The problem isn't going away; it's getting worse.
Compassion continues to appeal for more funds for the Global Food Crisis Fund, for very good reasons. From a letter just received from Wess Stafford, President and CEO of Compassion. While the global staff continues to try to get a handle on what, exactly, is needed, the reports they get from the field look bleaker and bleaker. Some examples:
- Thousands of children registered in Compassion-assisted projects "in at least six countries are in immediate need of relief.
- Every Compassion-assisted child in Haiti is affected.
- "Rice, a staple at every meal, has doubled in price. For many of the 11,000 children we help [in Bangladesh], the only meal they receive each day comes from the Compassion-assisted church."
- Compassion predicts "this crisis will spread to each country where we work and has the potential to affect millions of children and families." This is not sensationalism.
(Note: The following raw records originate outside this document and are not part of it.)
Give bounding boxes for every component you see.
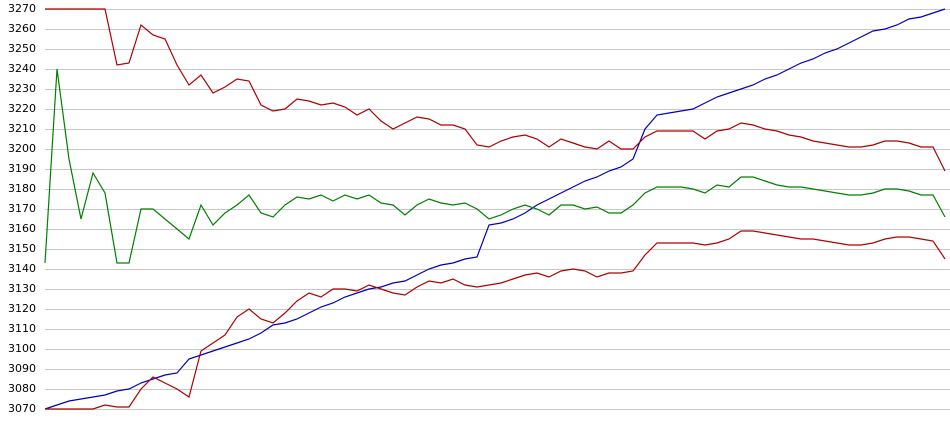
series-line [44,68,946,264]
y-tick-label: 3120 [8,302,36,315]
series-line [44,8,946,410]
y-tick-label: 3200 [8,142,36,155]
y-tick-label: 3130 [8,282,36,295]
y-tick-label: 3100 [8,342,36,355]
series-line [45,230,946,410]
y-tick-label: 3150 [8,242,36,255]
y-tick-label: 3270 [8,2,36,15]
y-tick-label: 3220 [8,102,36,115]
y-tick-label: 3170 [8,202,36,215]
y-tick-label: 3090 [8,362,36,375]
y-tick-label: 3110 [8,322,36,335]
series-line [45,8,946,172]
y-tick-label: 3190 [8,162,36,175]
y-tick-label: 3160 [8,222,36,235]
y-tick-label: 3240 [8,62,36,75]
y-tick-label: 3250 [8,42,36,55]
y-tick-label: 3070 [8,402,36,415]
y-tick-label: 3230 [8,82,36,95]
y-tick-label: 3180 [8,182,36,195]
y-tick-label: 3260 [8,22,36,35]
y-tick-label: 3210 [8,122,36,135]
y-tick-label: 3080 [8,382,36,395]
y-tick-label: 3140 [8,262,36,275]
After all, every country where Compassion works is a developing nation; that means many of the people live in abject poverty.
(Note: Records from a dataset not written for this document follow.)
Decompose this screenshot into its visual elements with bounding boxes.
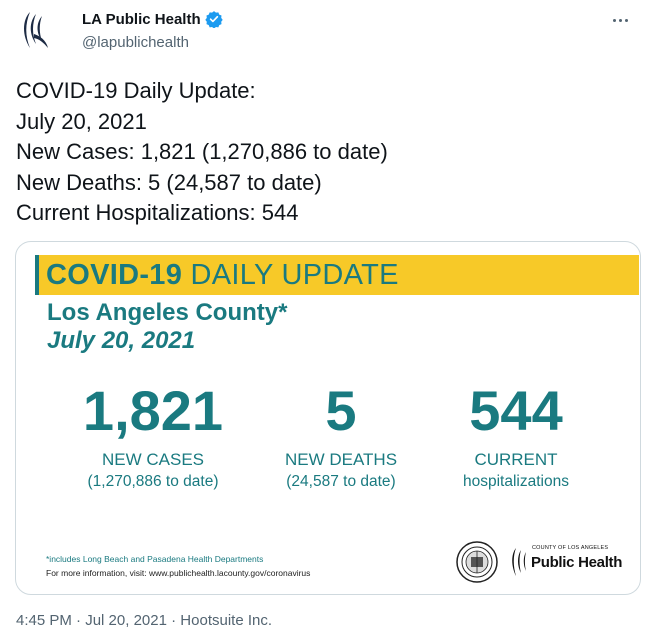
tweet-line: New Cases: 1,821 (1,270,886 to date) bbox=[16, 139, 388, 164]
banner-title-bold: COVID-19 bbox=[46, 259, 183, 291]
tweet-line: COVID-19 Daily Update: bbox=[16, 78, 256, 103]
logo-county-text: COUNTY OF LOS ANGELES bbox=[532, 545, 609, 551]
banner-accent bbox=[35, 255, 39, 295]
stat-label: NEW DEATHS bbox=[284, 450, 398, 469]
banner-title: COVID-19 DAILY UPDATE bbox=[46, 256, 399, 294]
separator: · bbox=[76, 612, 82, 629]
tweet-line: New Deaths: 5 (24,587 to date) bbox=[16, 169, 322, 195]
more-options-icon[interactable] bbox=[608, 8, 632, 32]
verified-badge-icon bbox=[204, 10, 223, 29]
stat-sub: (24,587 to date) bbox=[286, 473, 396, 490]
logo-public-health-text: Public Health bbox=[531, 554, 623, 571]
stat-sub: (1,270,886 to date) bbox=[87, 473, 219, 490]
tweet-time[interactable]: 4:45 PM bbox=[16, 612, 72, 629]
tweet-date[interactable]: Jul 20, 2021 bbox=[85, 612, 167, 629]
public-health-logo-icon bbox=[512, 548, 526, 576]
author-handle[interactable]: @lapublichealth bbox=[82, 34, 189, 51]
tweet-header: LA Public Health @lapublichealth bbox=[14, 6, 636, 58]
county-heading: Los Angeles County* bbox=[47, 299, 288, 326]
tweet-source[interactable]: Hootsuite Inc. bbox=[180, 612, 273, 629]
avatar[interactable] bbox=[14, 6, 62, 54]
tweet-line: Current Hospitalizations: 544 bbox=[16, 200, 299, 225]
stat-label: NEW CASES bbox=[101, 450, 205, 469]
media-card[interactable]: COVID-19 DAILY UPDATE Los Angeles County… bbox=[15, 241, 641, 595]
stat-hospitalizations: 544 CURRENT hospitalizations bbox=[441, 381, 591, 493]
more-info-text: For more information, visit: www.publich… bbox=[46, 568, 311, 578]
stat-new-deaths: 5 NEW DEATHS (24,587 to date) bbox=[268, 381, 414, 493]
stat-value: 544 bbox=[469, 379, 563, 442]
stat-sub: hospitalizations bbox=[463, 473, 569, 490]
stat-new-cases: 1,821 NEW CASES (1,270,886 to date) bbox=[58, 381, 248, 493]
separator: · bbox=[171, 612, 177, 629]
tweet-text: COVID-19 Daily Update: July 20, 2021 New… bbox=[16, 76, 626, 229]
stat-label: CURRENT bbox=[474, 450, 558, 469]
tweet-meta: 4:45 PM · Jul 20, 2021 · Hootsuite Inc. bbox=[16, 612, 272, 629]
update-banner bbox=[35, 255, 639, 295]
footnote: *includes Long Beach and Pasadena Health… bbox=[46, 554, 264, 564]
tweet-line: July 20, 2021 bbox=[16, 108, 147, 134]
stat-value: 5 bbox=[325, 379, 357, 442]
banner-title-rest: DAILY UPDATE bbox=[190, 259, 399, 291]
author-name[interactable]: LA Public Health bbox=[82, 10, 201, 28]
update-date: July 20, 2021 bbox=[47, 327, 196, 354]
stat-value: 1,821 bbox=[82, 379, 224, 442]
la-public-health-logo-icon bbox=[24, 12, 48, 48]
county-seal-icon bbox=[456, 541, 498, 583]
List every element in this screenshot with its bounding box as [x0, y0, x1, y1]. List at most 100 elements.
-"In Haiti, a gift of $13 can feed a child for about one month." Multiply that out to however much money you can contribute to the Global Food Crisis Fund.
Please remember: The opposite of poverty is not wealth; it is enough. Most of us have more than enough, even if we don't think we do--and I lived in a "notch group" for a few years. The issue is what we spend our money on. Can we do without a couple of Starbucks double lattes a month? Buy one DVD fewer? Rent fewer movies?
I know we're all feeling the pinch, and I know most of us are tightening our own belts. Every division, every department at Compassion's Global Ministry Center in Colorado Springs is tightening budgets even further in order to free up as much money as possible for this gigantic need. Compassion International is a ministry you can trust. (Check 'em out with Charity Navigator or other charity watchdog organizations.) In fact, you can't make a better investment, anywhere, than to sponsor a child or to contribute financially to Compassion.